I’ve been feeling very quiet these last couple of days; maybe it’s because the weather abruptly shifted from unbearable to almost cool. I’ve been cooking good things—saag paneer (but without the paneer, because I don’t like it) and chana masala and white chili and maple cornbread—and I’ve been feeling tired all the time. Any outing, however small or pleasant, is exhausting. So I’m upping my iron intake just in case it’s anemia and not the weather (unlikely, as I get plenty of iron in a vitamin, but my best idea aside from “nap more”).

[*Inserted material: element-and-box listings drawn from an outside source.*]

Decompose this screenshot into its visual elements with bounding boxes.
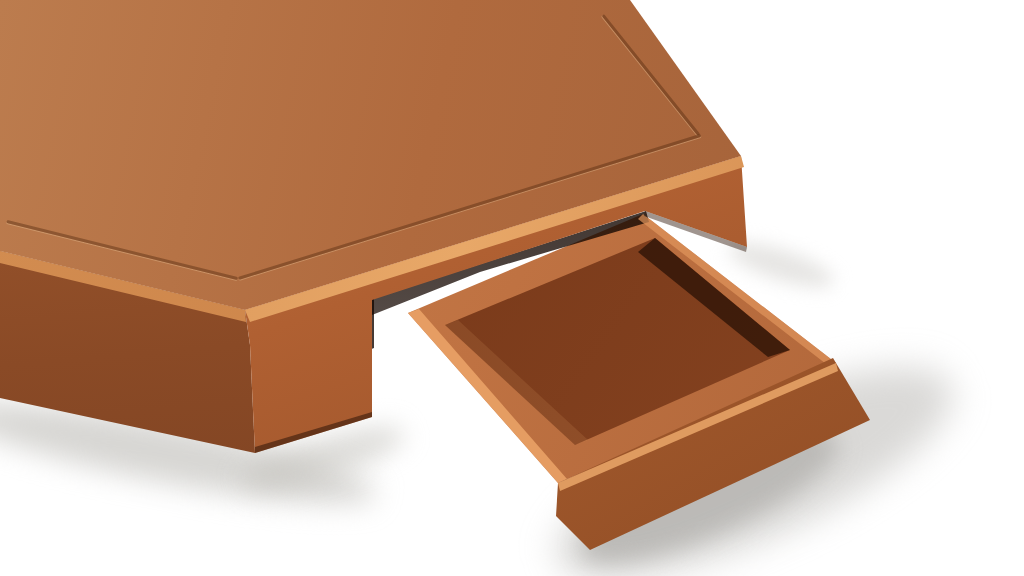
scene [0,0,1024,576]
board-marbles-group [0,0,1024,576]
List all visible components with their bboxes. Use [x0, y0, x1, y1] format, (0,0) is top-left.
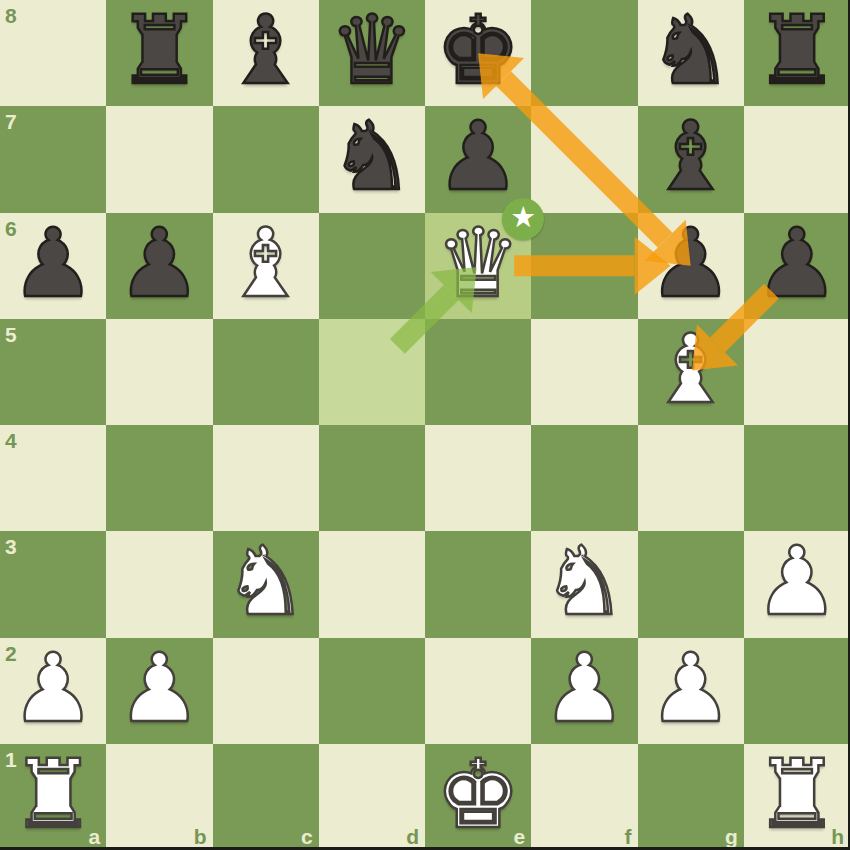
file-label-b: b — [194, 826, 207, 847]
piece-black-rook-h8[interactable]: ♜ — [744, 0, 850, 103]
square-g1[interactable]: g — [638, 744, 744, 850]
piece-black-pawn-e7[interactable]: ♟ — [425, 103, 531, 209]
square-e8[interactable]: ♚ — [425, 0, 531, 106]
square-a2[interactable]: 2♟ — [0, 638, 106, 744]
square-b1[interactable]: b — [106, 744, 212, 850]
rank-label-7: 7 — [5, 111, 17, 132]
square-h1[interactable]: h♜ — [744, 744, 850, 850]
square-d6[interactable] — [319, 213, 425, 319]
square-g5[interactable]: ♝ — [638, 319, 744, 425]
piece-white-knight-f3[interactable]: ♞ — [531, 528, 637, 634]
square-e6[interactable]: ♛ — [425, 213, 531, 319]
square-g2[interactable]: ♟ — [638, 638, 744, 744]
piece-black-queen-d8[interactable]: ♛ — [319, 0, 425, 103]
square-e4[interactable] — [425, 425, 531, 531]
piece-black-rook-b8[interactable]: ♜ — [106, 0, 212, 103]
piece-black-pawn-h6[interactable]: ♟ — [744, 210, 850, 316]
piece-black-king-e8[interactable]: ♚ — [425, 0, 531, 103]
piece-white-queen-e6[interactable]: ♛ — [425, 210, 531, 316]
square-c7[interactable] — [213, 106, 319, 212]
piece-white-bishop-c6[interactable]: ♝ — [213, 210, 319, 316]
square-a7[interactable]: 7 — [0, 106, 106, 212]
piece-white-pawn-g2[interactable]: ♟ — [638, 635, 744, 741]
square-f6[interactable] — [531, 213, 637, 319]
square-g7[interactable]: ♝ — [638, 106, 744, 212]
piece-white-pawn-f2[interactable]: ♟ — [531, 635, 637, 741]
square-h3[interactable]: ♟ — [744, 531, 850, 637]
square-f8[interactable] — [531, 0, 637, 106]
square-e7[interactable]: ♟ — [425, 106, 531, 212]
square-d2[interactable] — [319, 638, 425, 744]
piece-black-pawn-g6[interactable]: ♟ — [638, 210, 744, 316]
square-a8[interactable]: 8 — [0, 0, 106, 106]
square-d4[interactable] — [319, 425, 425, 531]
piece-black-pawn-b6[interactable]: ♟ — [106, 210, 212, 316]
piece-black-pawn-a6[interactable]: ♟ — [0, 210, 106, 316]
square-c4[interactable] — [213, 425, 319, 531]
square-a1[interactable]: 1a♜ — [0, 744, 106, 850]
square-a6[interactable]: 6♟ — [0, 213, 106, 319]
piece-black-knight-g8[interactable]: ♞ — [638, 0, 744, 103]
piece-white-knight-c3[interactable]: ♞ — [213, 528, 319, 634]
rank-label-8: 8 — [5, 5, 17, 26]
square-d7[interactable]: ♞ — [319, 106, 425, 212]
square-f4[interactable] — [531, 425, 637, 531]
square-f5[interactable] — [531, 319, 637, 425]
square-b2[interactable]: ♟ — [106, 638, 212, 744]
square-e1[interactable]: e♚ — [425, 744, 531, 850]
square-c6[interactable]: ♝ — [213, 213, 319, 319]
piece-black-bishop-g7[interactable]: ♝ — [638, 103, 744, 209]
square-g8[interactable]: ♞ — [638, 0, 744, 106]
square-a5[interactable]: 5 — [0, 319, 106, 425]
square-f7[interactable] — [531, 106, 637, 212]
file-label-d: d — [406, 826, 419, 847]
piece-black-bishop-c8[interactable]: ♝ — [213, 0, 319, 103]
square-d8[interactable]: ♛ — [319, 0, 425, 106]
square-f2[interactable]: ♟ — [531, 638, 637, 744]
square-c8[interactable]: ♝ — [213, 0, 319, 106]
square-b7[interactable] — [106, 106, 212, 212]
square-a3[interactable]: 3 — [0, 531, 106, 637]
piece-white-pawn-a2[interactable]: ♟ — [0, 635, 106, 741]
square-c1[interactable]: c — [213, 744, 319, 850]
square-f3[interactable]: ♞ — [531, 531, 637, 637]
square-b4[interactable] — [106, 425, 212, 531]
piece-white-rook-a1[interactable]: ♜ — [0, 741, 106, 847]
square-h5[interactable] — [744, 319, 850, 425]
square-d3[interactable] — [319, 531, 425, 637]
file-label-f: f — [625, 826, 632, 847]
square-b8[interactable]: ♜ — [106, 0, 212, 106]
square-c3[interactable]: ♞ — [213, 531, 319, 637]
square-g4[interactable] — [638, 425, 744, 531]
square-h8[interactable]: ♜ — [744, 0, 850, 106]
square-c2[interactable] — [213, 638, 319, 744]
file-label-c: c — [301, 826, 313, 847]
square-d5[interactable] — [319, 319, 425, 425]
square-g3[interactable] — [638, 531, 744, 637]
rank-label-5: 5 — [5, 324, 17, 345]
square-e2[interactable] — [425, 638, 531, 744]
piece-white-king-e1[interactable]: ♚ — [425, 741, 531, 847]
square-b6[interactable]: ♟ — [106, 213, 212, 319]
square-e5[interactable] — [425, 319, 531, 425]
piece-white-rook-h1[interactable]: ♜ — [744, 741, 850, 847]
piece-white-bishop-g5[interactable]: ♝ — [638, 316, 744, 422]
piece-black-knight-d7[interactable]: ♞ — [319, 103, 425, 209]
square-e3[interactable] — [425, 531, 531, 637]
square-h6[interactable]: ♟ — [744, 213, 850, 319]
file-label-g: g — [725, 826, 738, 847]
piece-white-pawn-h3[interactable]: ♟ — [744, 528, 850, 634]
rank-label-3: 3 — [5, 536, 17, 557]
piece-white-pawn-b2[interactable]: ♟ — [106, 635, 212, 741]
square-h4[interactable] — [744, 425, 850, 531]
square-d1[interactable]: d — [319, 744, 425, 850]
square-h2[interactable] — [744, 638, 850, 744]
square-c5[interactable] — [213, 319, 319, 425]
square-g6[interactable]: ♟ — [638, 213, 744, 319]
square-h7[interactable] — [744, 106, 850, 212]
square-b3[interactable] — [106, 531, 212, 637]
rank-label-4: 4 — [5, 430, 17, 451]
chess-board: 8♜♝♛♚♞♜7♞♟♝6♟♟♝♛♟♟5♝43♞♞♟2♟♟♟♟1a♜bcde♚fg… — [0, 0, 850, 850]
square-a4[interactable]: 4 — [0, 425, 106, 531]
board-squares: 8♜♝♛♚♞♜7♞♟♝6♟♟♝♛♟♟5♝43♞♞♟2♟♟♟♟1a♜bcde♚fg… — [0, 0, 850, 850]
square-b5[interactable] — [106, 319, 212, 425]
square-f1[interactable]: f — [531, 744, 637, 850]
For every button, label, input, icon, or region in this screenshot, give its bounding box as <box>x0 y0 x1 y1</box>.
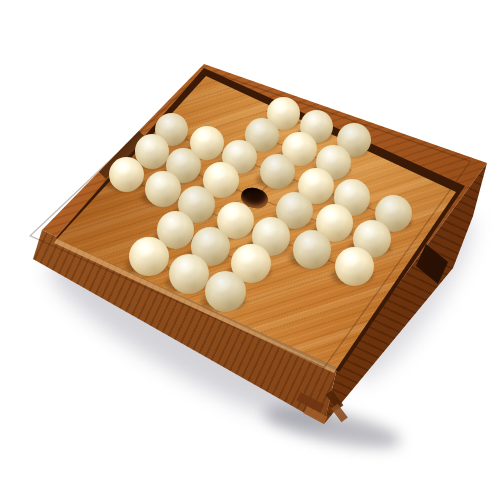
marble[interactable] <box>129 237 168 276</box>
marble[interactable] <box>260 154 295 189</box>
marble[interactable] <box>293 230 332 269</box>
marble[interactable] <box>205 271 246 312</box>
solitaire-board-photo <box>0 0 500 500</box>
marble[interactable] <box>109 157 144 192</box>
marble[interactable] <box>169 254 209 294</box>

I’ve been making more of an effort to really cook because my husband is having a hard time; he hates his job, which is reasonable, but it haunts him even in off hours and days away, and I don’t know how to really help with that. We talk, and I both listen and give useless advice; I’ve started buying beer because he likes to have one in the evening after work, and it’s a small thing, but I want to heap small good things up all around him. “I never thought I would be one of those guys, you know—” he said to me.
“The kind who like beer? I think that’s most of them, cookie pants.” I like watching him enjoy himself, and I am also privately amused by the picture of myself, visibly pregnant, lugging a box of beer from the bus stop home.
If there is a way to make Mr. Book feel better about life, I’ve got to find it. He has a terrible job, and while we have two possible exit strategies, they seem awfully distant and unreal to him right now. I had a job for awhile in college that was pretty bad for me—it finally got to the point where I had panic attacks walking to it every day, and I still wouldn’t quit, and finally being fired was almost a relief. I know what it’s like to have the kind of job that actually makes you want to kill yourself, and that you’d feel like an idiot for actually killing yourself over. But I was mostly able to leave it at work, and my husband can’t. I don’t know whether I can teach him to draw a line around work and step away from it, but it’s my best idea so far and it isn’t working right now. I should say that this isn’t a sudden change; he has been sad and hurt about his work for a long time. But right now I’m thinking about it more.